Очень умно. Вот хорошо было бы, если бы все так рассуждали. Но в том и штука, что не всем возможно иметь такой рассудительный взгляд на вещи. Почему "Times" имеет силу хладнокровно понимать необходимость уступки, которой сам не желает, выгоду скорее исполнить дело, которое ему неприятно, но от исполнения которого не уйдешь никакими отвиливаниями и отвиливания от которого приведут только к чувствительнейшим неприятностям? Потому, что для самого "Times'a", для газеты и для публицистов, пишущих в ней, прямого вреда от парламентской реформы не будет: влияние журналистики на общественное мнение не уменьшится, число подписчиков не уменьшится, положение публицистов не станет хуже. А кому дело приносит личный вред, те никогда и никак не сумеют во-время понять его неизбежность и непременно затянут его до того, что подвергнутся из-за него неприятностям, еще гораздо худшим для них, чем само это дело. Это уже так водится на свете.

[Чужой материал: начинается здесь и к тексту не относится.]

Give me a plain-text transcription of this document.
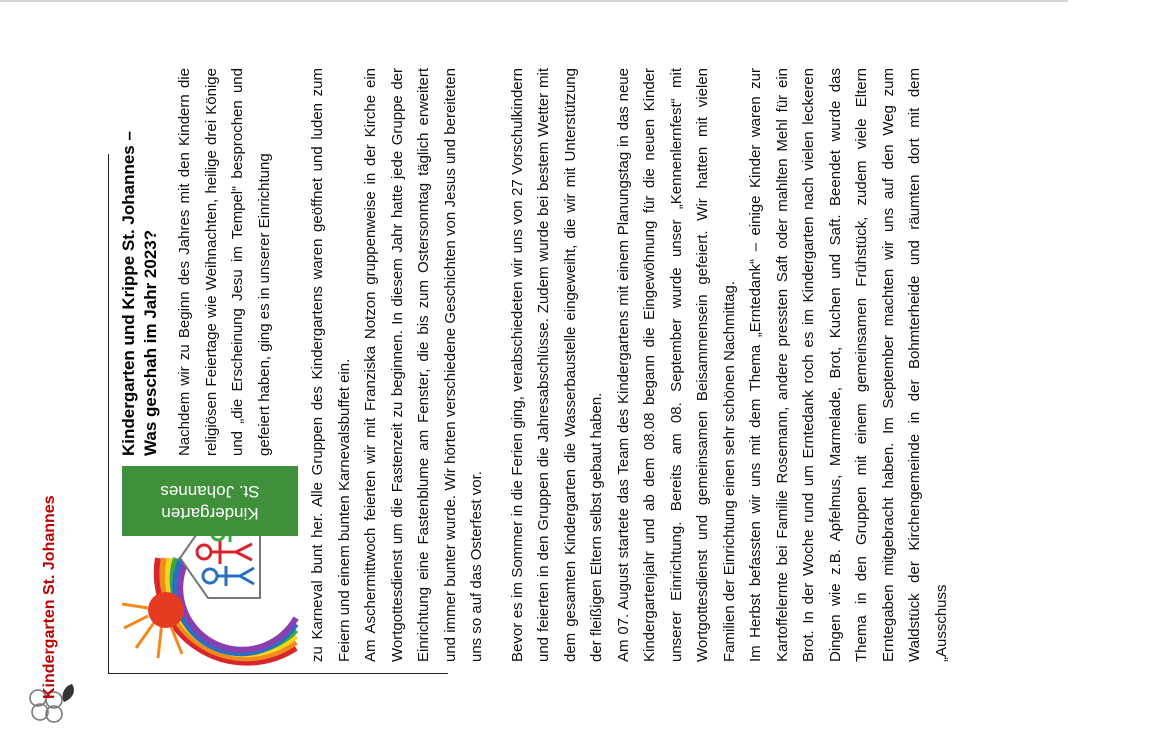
Kindergarten St. Johannes	Kindergarten
St. Johannes
Kindergarten und Krippe St. Johannes – Was geschah im Jahr 2023? Nachdem wir zu Beginn des Jahres mit den Kindern die religiösen Feiertage wie Weihnachten, heilige drei Könige und „die Erscheinung Jesu im Tempel“ besprochen und gefeiert haben, ging es in unserer Einrichtung	zu Karneval bunt her. Alle Gruppen des Kindergartens waren geöffnet und luden zum Feiern und einem bunten Karnevalsbuffet ein. Am Aschermittwoch feierten wir mit Franziska Notzon gruppenweise in der Kirche ein Wortgottesdienst um die Fastenzeit zu beginnen. In diesem Jahr hatte jede Gruppe der Einrichtung eine Fastenblume am Fenster, die bis zum Ostersonntag täglich erweitert und immer bunter wurde. Wir hörten verschiedene Geschichten von Jesus und bereiteten uns so auf das Osterfest vor.	Bevor es im Sommer in die Ferien ging, verabschiedeten wir uns von 27 Vorschulkindern und feierten in den Gruppen die Jahresabschlüsse. Zudem wurde bei bestem Wetter mit dem gesamten Kindergarten die Wasserbaustelle eingeweiht, die wir mit Unterstützung der fleißigen Eltern selbst gebaut haben. Am 07. August startete das Team des Kindergartens mit einem Planungstag in das neue Kindergartenjahr und ab dem 08.08 begann die Eingewöhnung für die neuen Kinder unserer Einrichtung. Bereits am 08. September wurde unser „Kennenlernfest“ mit Wortgottesdienst und gemeinsamen Beisammensein gefeiert. Wir hatten mit vielen Familien der Einrichtung einen sehr schönen Nachmittag. Im Herbst befassten wir uns mit dem Thema „Erntedank“ – einige Kinder waren zur Kartoffelernte bei Familie Rosemann, andere pressten Saft oder mahlten Mehl für ein Brot. In der Woche rund um Erntedank roch es im Kindergarten nach vielen leckeren Dingen wie z.B. Apfelmus, Marmelade, Brot, Kuchen und Saft. Beendet wurde das Thema in den Gruppen mit einem gemeinsamen Frühstück, zudem viele Eltern Erntegaben mitgebracht haben. Im September machten wir uns auf den Weg zum Waldstück der Kirchengemeinde in der Bohmterheide und räumten dort mit dem „Ausschuss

P. S. 19 мая. Прочитав депешу, говорящую, что Гарибальди вступил в Палермо, мы, разумеется, совершенно изменяем свое понятие о сицилийцах и отрекаемся от всего, что говорили о них в предыдущей статье, кроме слов, которыми отдавали справедливость их мужеству. Мы могли порицать их, пока они не достигли успеха. Но успех дела изменяет и название его. Если бы Козьма Минич Сухорукий не имел успеха, мы называли бы его беспокойным, безумным, а теперь каждый из нас знает, что он был спаситель отечества. Точно так же мы теперь совершенно отрекаемся от столь основательно изложенного нами мнения в защиту неаполитанской системы. Мы теперь прозрели и увидели, что она несостоятельна.
Мы полагали, что это отречение придется нам сделать в следующем месяце. Читатель видит, что развязка пришла быстрее, чем ожидали мы.
P. P. S. Через два часа после предыдущей приписки. Справившись духом от первого потрясения, произведенного в нас известием о взятии Палермо, мы возвращаемся к прежним нашим принципам, от которых легкомысленно отреклись было на минуту. Неаполитанская система хороша. Сицилийцы -- ослепленные безумцы. Гарибальди -- разбойник. Беззаконие торжествует в Сицилии, может восторжествовать и в Неаполе, как восторжествовало в Тоскане, Парме, Модене, Романье, может восторжествовать на всем Западе. Но мы стоим на скале, которой не коснутся волны его.